La fille du capitaine by Alexandre Pouchkine

La fille du capitaine by Alexandre Pouchkine

Author:Alexandre Pouchkine
Format: epub


VIII

La visite inattendue

La place se trouva vide. Je me tenais au même endroit, ne pouvant rassembler mes idées troublées par tant d’émotions terribles.

Mon incertitude sur le sort de Marie Ivanovna me tourmentait plus que toute autre chose. « Où est-elle ? qu’est-elle devenue ? a-t-elle eu le temps de se cacher ? sa retraite est-elle sûre ? » Rempli de ces pensées accablantes, j’entrai dans la maison du commandant. Tout y était vide. Les chaises, les tables, les armoires étaient brûlées, la vaisselle en pièces. Un affreux désordre régnait partout. Je montai rapidement le petit escalier qui conduisait à la chambre de Marie Ivanovna, où j’allais entrer pour la première fois de ma vie. Son lit était bouleversé, l’armoire ouverte et dévalisée. Une lampe brûlait encore devant le kivot[46], vide également. On n’avait pas emporté non plus un petit miroir accroché entre la porte et la fenêtre. Qu’était devenue l’hôtesse de cette simple et virginale cellule ? Une idée terrible me traversait l’esprit. J’imaginai Marie dans les mains des brigands. Mon cœur se serra ; je fondis en larmes et prononçai à haute voix le nom de mon amante. En ce moment, un léger bruit se fit entendre, et Palachka, toute pâle, sortit de derrière l’armoire.

« Ah ! Piôtr Andréitch, dit-elle en joignant les mains, quelle journée ! quelles horreurs !

– Marie Ivanovna ? demandai-je avec impatience ; que fait Marie Ivanovna ?

– La demoiselle est en vie, répondit Palachka ; elle est cachée chez Akoulina Pamphilovna.

– Chez la femme du pope ! m’écriai-je avec terreur. Grand Dieu ! Pougatcheff est là ! »

Je me précipitai hors de la chambre, je descendis en deux sauts dans la rue, et, tout éperdu, me mis à courir vers la maison du pope. Elle retentissait de chansons, de cris et d’éclats de rire. Pougatcheff y tenait table avec ses compagnons. Palachka m’avait suivi. Je l’envoyai appeler en cachette Akoulina Pamphilovna. Un moment après, la femme du pope sortit dans l’antichambre, un flacon vide à la main.
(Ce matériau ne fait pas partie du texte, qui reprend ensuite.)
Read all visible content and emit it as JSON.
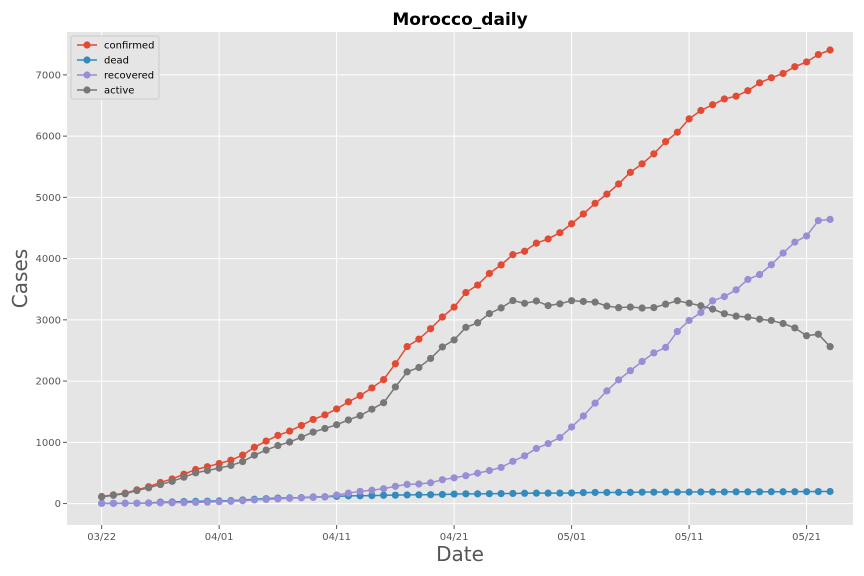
{
  "chart_data": {
    "type": "line",
    "title": "Morocco_daily",
    "xlabel": "Date",
    "ylabel": "Cases",
    "x_start": "2020-03-22",
    "x_ticks": [
      "03/22",
      "04/01",
      "04/11",
      "04/21",
      "05/01",
      "05/11",
      "05/21"
    ],
    "y_ticks": [
      0,
      1000,
      2000,
      3000,
      4000,
      5000,
      6000,
      7000
    ],
    "ylim": [
      -350,
      7700
    ],
    "grid": true,
    "legend_position": "top-left",
    "series": [
      {
        "name": "confirmed",
        "color": "#E24A33",
        "values": [
          115,
          143,
          170,
          225,
          275,
          345,
          402,
          479,
          556,
          602,
          654,
          708,
          791,
          919,
          1021,
          1113,
          1184,
          1275,
          1374,
          1448,
          1545,
          1661,
          1763,
          1888,
          2024,
          2283,
          2564,
          2685,
          2855,
          3046,
          3209,
          3446,
          3568,
          3758,
          3897,
          4065,
          4120,
          4252,
          4321,
          4423,
          4569,
          4729,
          4903,
          5053,
          5219,
          5408,
          5548,
          5711,
          5910,
          6063,
          6281,
          6418,
          6512,
          6607,
          6652,
          6741,
          6870,
          6952,
          7023,
          7133,
          7211,
          7332,
          7406
        ]
      },
      {
        "name": "dead",
        "color": "#348ABD",
        "values": [
          4,
          4,
          5,
          6,
          10,
          23,
          26,
          33,
          36,
          39,
          44,
          48,
          59,
          70,
          80,
          90,
          93,
          97,
          107,
          111,
          118,
          126,
          127,
          130,
          135,
          137,
          141,
          143,
          145,
          149,
          155,
          159,
          159,
          161,
          162,
          165,
          168,
          170,
          170,
          171,
          173,
          179,
          181,
          181,
          183,
          183,
          186,
          186,
          188,
          188,
          188,
          190,
          190,
          190,
          192,
          192,
          192,
          193,
          193,
          194,
          194,
          196,
          197
        ]
      },
      {
        "name": "recovered",
        "color": "#988ED5",
        "values": [
          3,
          4,
          5,
          6,
          8,
          11,
          13,
          15,
          18,
          23,
          31,
          37,
          46,
          59,
          68,
          76,
          86,
          95,
          100,
          110,
          140,
          170,
          200,
          217,
          243,
          282,
          313,
          320,
          340,
          390,
          420,
          455,
          495,
          540,
          590,
          690,
          780,
          900,
          980,
          1080,
          1250,
          1430,
          1640,
          1840,
          2020,
          2170,
          2320,
          2460,
          2550,
          2810,
          2990,
          3120,
          3310,
          3380,
          3490,
          3660,
          3740,
          3900,
          4090,
          4270,
          4370,
          4620,
          4640
        ]
      },
      {
        "name": "active",
        "color": "#777777",
        "values": [
          108,
          135,
          160,
          213,
          257,
          311,
          363,
          431,
          502,
          540,
          579,
          623,
          686,
          790,
          873,
          947,
          1005,
          1083,
          1167,
          1227,
          1287,
          1365,
          1436,
          1541,
          1646,
          1904,
          2150,
          2222,
          2370,
          2557,
          2672,
          2877,
          2952,
          3102,
          3195,
          3315,
          3270,
          3308,
          3232,
          3262,
          3313,
          3300,
          3289,
          3225,
          3199,
          3209,
          3193,
          3200,
          3256,
          3312,
          3272,
          3230,
          3175,
          3100,
          3060,
          3045,
          3010,
          2990,
          2940,
          2868,
          2740,
          2765,
          2562
        ]
      }
    ]
  }
}
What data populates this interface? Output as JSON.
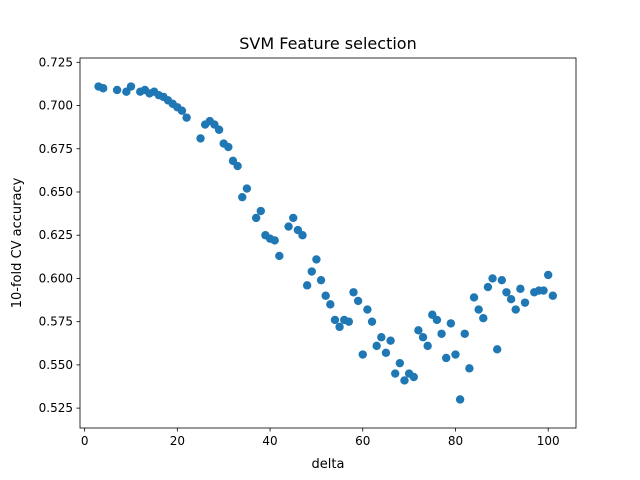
{
  "chart_data": {
    "type": "scatter",
    "title": "SVM Feature selection",
    "xlabel": "delta",
    "ylabel": "10-fold CV accuracy",
    "xlim": [
      -1.0,
      106.0
    ],
    "ylim": [
      0.5135,
      0.7275
    ],
    "grid": false,
    "legend": "none",
    "marker_color": "#1f77b4",
    "xticks": [
      0,
      20,
      40,
      60,
      80,
      100
    ],
    "xtick_labels": [
      "0",
      "20",
      "40",
      "60",
      "80",
      "100"
    ],
    "yticks": [
      0.525,
      0.55,
      0.575,
      0.6,
      0.625,
      0.65,
      0.675,
      0.7,
      0.725
    ],
    "ytick_labels": [
      "0.525",
      "0.550",
      "0.575",
      "0.600",
      "0.625",
      "0.650",
      "0.675",
      "0.700",
      "0.725"
    ],
    "series": [
      {
        "x": [
          3,
          4,
          7,
          9,
          10,
          12,
          13,
          14,
          15,
          16,
          17,
          18,
          19,
          20,
          21,
          22,
          25,
          26,
          27,
          28,
          29,
          30,
          31,
          32,
          33,
          34,
          35,
          37,
          38,
          39,
          40,
          41,
          42,
          44,
          45,
          46,
          47,
          48,
          49,
          50,
          51,
          52,
          53,
          54,
          55,
          56,
          57,
          58,
          59,
          60,
          61,
          62,
          63,
          64,
          65,
          66,
          67,
          68,
          69,
          70,
          71,
          72,
          73,
          74,
          75,
          76,
          77,
          78,
          79,
          80,
          81,
          82,
          83,
          84,
          85,
          86,
          87,
          88,
          89,
          90,
          91,
          92,
          93,
          94,
          95,
          97,
          98,
          99,
          100,
          101
        ],
        "y": [
          0.711,
          0.71,
          0.709,
          0.708,
          0.711,
          0.708,
          0.709,
          0.707,
          0.708,
          0.706,
          0.705,
          0.703,
          0.701,
          0.699,
          0.697,
          0.693,
          0.681,
          0.689,
          0.691,
          0.689,
          0.686,
          0.678,
          0.676,
          0.668,
          0.665,
          0.647,
          0.652,
          0.635,
          0.639,
          0.625,
          0.623,
          0.622,
          0.613,
          0.63,
          0.635,
          0.628,
          0.625,
          0.596,
          0.604,
          0.611,
          0.599,
          0.59,
          0.585,
          0.576,
          0.572,
          0.576,
          0.575,
          0.592,
          0.587,
          0.556,
          0.582,
          0.575,
          0.561,
          0.566,
          0.557,
          0.564,
          0.545,
          0.551,
          0.541,
          0.545,
          0.543,
          0.57,
          0.566,
          0.561,
          0.579,
          0.576,
          0.568,
          0.554,
          0.574,
          0.556,
          0.53,
          0.568,
          0.548,
          0.589,
          0.582,
          0.577,
          0.595,
          0.6,
          0.559,
          0.599,
          0.592,
          0.588,
          0.582,
          0.594,
          0.586,
          0.592,
          0.593,
          0.593,
          0.602,
          0.59
        ]
      }
    ]
  }
}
« Au nom du ciel, où est Marie Ivanovna ? demandai-je avec une agitation inexprimable.

– Elle est couchée, ma petite colombe, répondit la femme du pope, sur mon lit, derrière la cloison. Ah ! Piôtr Andréitch, un malheur était bien près d’arriver. Mais, grâce à Dieu, tout s’est heureusement passé. Le scélérat s’était à peine assis à table, que la pauvrette se mit à gémir. Je me sentis mourir de peur. Il l’entendit : « Qui est-ce qui gémit chez toi, vieille ? » Je saluai le brigand jusqu’à terre : « Ma nièce, tsar ; elle est malade et alitée il y a plus d’une semaine. – Et ta nièce est jeune ? – Elle est jeune, tsar. – Voyons, vieille, montre-moi ta nièce. » Je sentis le cœur me manquer ; mais que pouvais-je faire ? « Fort bien, tsar ; mais la fille n’aura pas la force de se lever et de venir devant Ta Grâce. – Ce n’est rien, vieille ; j’irai moi-même la voir.